The main difference is in the sheer number of neurons. The human brain has 100 million times the number of neurons a sea slug's brain has. Where do those differences in quantity come from? At some point in their development, all embryos—whether human, chimp, rat, frog, or slug—must have a single first cell committed toward generating neurons. That cell divides and gives rise to 2 cells; those divide into 4, then 8, then 16. After a dozen rounds of cell division, you've got roughly enough neurons to run a slug. Go another 25 rounds or so and you've got a human brain. Stop a couple of rounds short of that and, at about one-third the size of a human brain, you've got one for a chimp. Vastly different outcomes, but relatively few genes regulate the number of rounds of cell division in the nervous system before calling a halt. And it's precisely some of those genes, the ones involved in neural development, that appear on the list of differences between the chimp and human genomes.

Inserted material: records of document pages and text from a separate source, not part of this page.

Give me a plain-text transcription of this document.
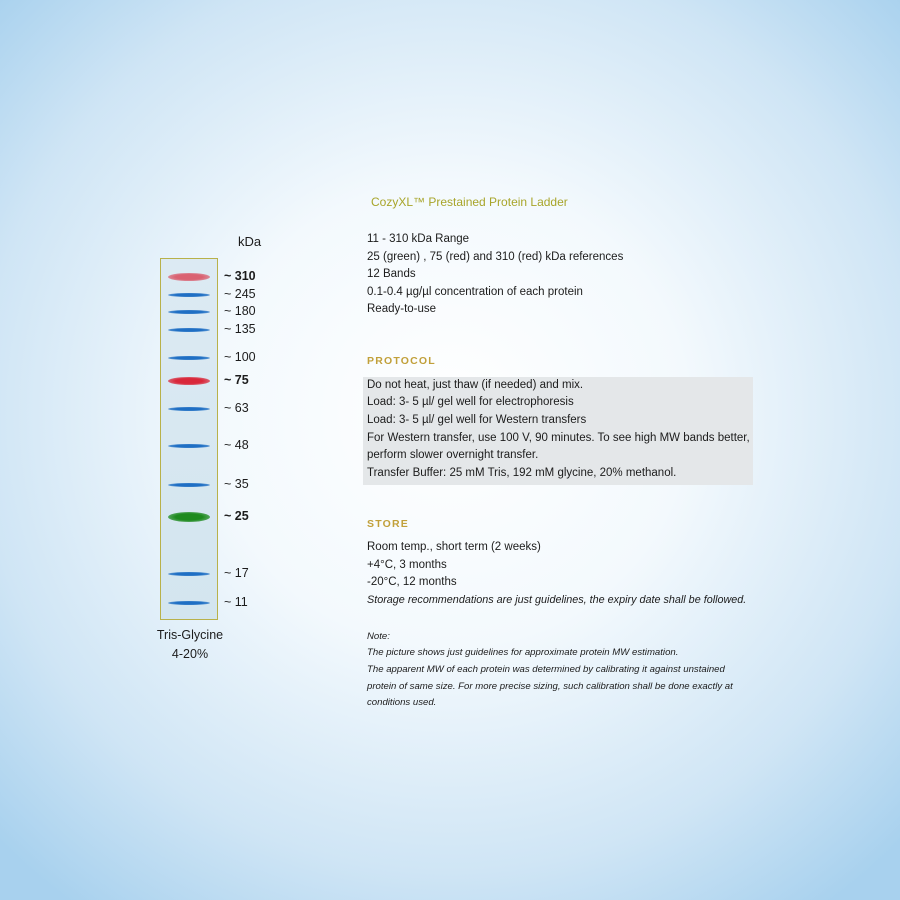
kDa
~ 310
~ 245
~ 180
~ 135
~ 100
~ 75
~ 63
~ 48
~ 35
~ 25
~ 17
~ 11
Tris-Glycine
4-20%
CozyXL™ Prestained Protein Ladder
11 - 310 kDa Range
25 (green) , 75 (red) and 310 (red) kDa references
12 Bands
0.1-0.4 µg/µl concentration of each protein
Ready-to-use
PROTOCOL
Do not heat, just thaw (if needed) and mix.
Load: 3- 5 µl/ gel well for electrophoresis
Load: 3- 5 µl/ gel well for Western transfers
For Western transfer, use 100 V, 90 minutes. To see high MW bands better,
perform slower overnight transfer.
Transfer Buffer: 25 mM Tris, 192 mM glycine, 20% methanol.
STORE
Room temp., short term (2 weeks)
+4°C, 3 months
-20°C, 12 months
Storage recommendations are just guidelines, the expiry date shall be followed.
Note:
The picture shows just guidelines for approximate protein MW estimation.
The apparent MW of each protein was determined by calibrating it against unstained
protein of same size. For more precise sizing, such calibration shall be done exactly at
conditions used.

That's it; that's the 2 percent solution. What's shocking is the simplicity of it. Humans, to be human, don't need to have evolved unique genes that code for entirely novel types of neurons or neurotransmitters, or a more complex hippocampus (with resulting improvements in memory), or a more complex frontal cortex (from which we gain the ability to postpone gratification). Instead, our braininess as a species arises from having humongous numbers of just a few types of off-the-rack neurons and from the exponentially greater number of interactions between them. The difference is sheer quantity: Qualitative distinctions emerge from large numbers. Genes may have something to do with that quantity, and thus with the complexity of the quality that emerges. Yet no gene or genome can ever tell us what sorts of qualities those will be. Remember that when you and the chimp are eyeball to eyeball, trying to make sense of why the other seems vaguely familiar.